Detecting objects: 0%| | 0/625 [00:00<?, ?it/s]Traceback (most recent call last):
File "test.py", line 98, in <module>
batch_size=8,
File "test.py", line 36, in evaluate
for batch_i, (_, imgs, targets) in enumerate(tqdm.tqdm(dataloader, desc="Detecting objects")):
File "/home/dluser/anaconda3/lib/python3.7/site-packages/tqdm/_tqdm.py", line 1022, in __iter__
for obj in iterable:
File "/home/dluser/anaconda3/lib/python3.7/site-packages/torch/utils/data/dataloader.py", line 336, in __next__
return self._process_next_batch(batch)
File "/home/dluser/anaconda3/lib/python3.7/site-packages/torch/utils/data/dataloader.py", line 357, in _process_next_batch
raise batch.exc_type(batch.exc_msg)
RuntimeError: Traceback (most recent call last):
File "/home/dluser/anaconda3/lib/python3.7/site-packages/torch/utils/data/dataloader.py", line 106, in _worker_loop
samples = collate_fn([dataset[i] for i in batch_indices])
File "/home/dluser/anaconda3/lib/python3.7/site-packages/torch/utils/data/dataloader.py", line 106, in <listcomp>
samples = collate_fn([dataset[i] for i in batch_indices])
File "/home/dluser/PyTorch-YOLOv3/utils/datasets.py", line 115, in __getitem__
x1 += pad[0]
RuntimeError: Expected object of type torch.DoubleTensor but found type torch.LongTensor for argument #4 'other'
他に色々調べたり、試したりしたのですが、うまくいかずたどり着いたのが、「Pytorchのバージョン問題かも」疑惑。
そこで、Pytorchのバージョンを以下のコマンドで最新にしました(※実際に自分の環境で行う際にはPythonやCUDAのバージョンなどを確認してその環境にあったものをインストールしてください)。
$conda install pytorch torchvision cudatoolkit=9.0 -c pytorch
issueで修正した部分を元に戻すと、以下のように無事testすることができました!
$ python3 test.py --weights_path weights/yolov3.weights --n_cpu 6
Namespace(batch_size=8, class_path='data/coco.names', conf_thres=0.001, data_config='config/coco.data', img_size=416, iou_thres=0.5, model_def='config/yolov3.cfg', n_cpu=6, nms_thres=0.5, weights_path='weights/yolov3.weights')
Compute mAP...
Detecting objects: 100%|███████████████████████████████████████████████████████████████████████████████████████████████████| 625/625 [06:55<00:00, 1.51it/s]

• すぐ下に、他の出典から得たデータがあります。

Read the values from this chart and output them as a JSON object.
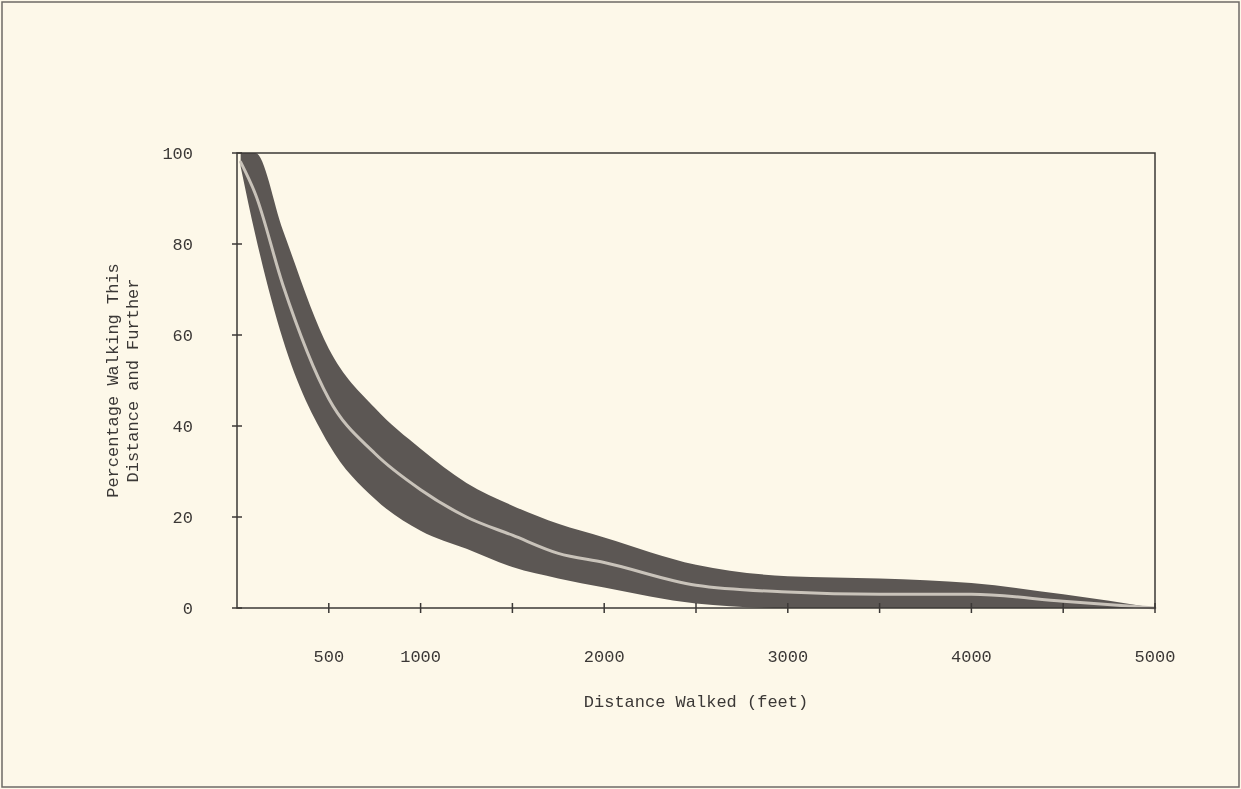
{
  "chart_data": {
    "type": "line",
    "xlabel": "Distance Walked (feet)",
    "ylabel": "Percentage Walking This\nDistance and Further",
    "x": [
      20,
      100,
      250,
      500,
      750,
      1000,
      1250,
      1500,
      1750,
      2000,
      2500,
      3000,
      3500,
      4000,
      4500,
      5000
    ],
    "series": [
      {
        "color": "#c9c3ba",
        "values": [
          98,
          91,
          71,
          46,
          34,
          26,
          20,
          16,
          12,
          10,
          5,
          3.5,
          3,
          3,
          1.5,
          0
        ],
        "lower": [
          97,
          82,
          59,
          36,
          24,
          17,
          13,
          9,
          6.5,
          4.5,
          1,
          0,
          0,
          0,
          0,
          0
        ],
        "upper": [
          100,
          100,
          83,
          57,
          44,
          35,
          27.5,
          22.5,
          18.5,
          15.5,
          9.5,
          7,
          6.5,
          5.5,
          3,
          0
        ]
      }
    ],
    "xlim": [
      0,
      5000
    ],
    "ylim": [
      0,
      100
    ],
    "xticks": [
      500,
      1000,
      {
        "value": 1500,
        "label": null
      },
      2000,
      {
        "value": 2500,
        "label": null
      },
      3000,
      {
        "value": 3500,
        "label": null
      },
      4000,
      {
        "value": 4500,
        "label": null
      },
      5000
    ],
    "yticks": [
      0,
      20,
      40,
      60,
      80,
      100
    ],
    "grid": false
  }
}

Computing AP: 100%|██████████████████████████████████████████████████████████████████████████████████████████████████████████| 80/80 [00:01<00:00, 55.33it/s]
Average Precisions:
+ Class '0' (person) - AP: 0.6907157868140823
+ Class '1' (bicycle) - AP: 0.46869626369935824
+ Class '2' (car) - AP: 0.5847854090492266
+ Class '3' (motorbike) - AP: 0.6173425471546101
+ Class '4' (aeroplane) - AP: 0.7368216071089109
+ Class '5' (bus) - AP: 0.7521598809811552
+ Class '6' (train) - AP: 0.754366135549987
+ Class '7' (truck) - AP: 0.4188454158138422
+ Class '8' (boat) - AP: 0.4055367418456285
+ Class '9' (traffic light) - AP: 0.4443524890561703
+ Class '10' (fire hydrant) - AP: 0.7803236133317674
+ Class '11' (stop sign) - AP: 0.7203250980406222
+ Class '12' (parking meter) - AP: 0.5318708513711929
+ Class '13' (bench) - AP: 0.3334771229094851
・・・
ちなみに私の環境に入ったPyTorchは1.1.0でした。
おわりに
今回はRequirementsにバージョンが書いてないからいけるだろと適当にやった結果痛い目をみましたが、無事PyTorch-YOLOv3を動かすことができました。
これからは、なんか動かないなと思ったらまずパッケージのバージョンを確認するところから始めたいですね。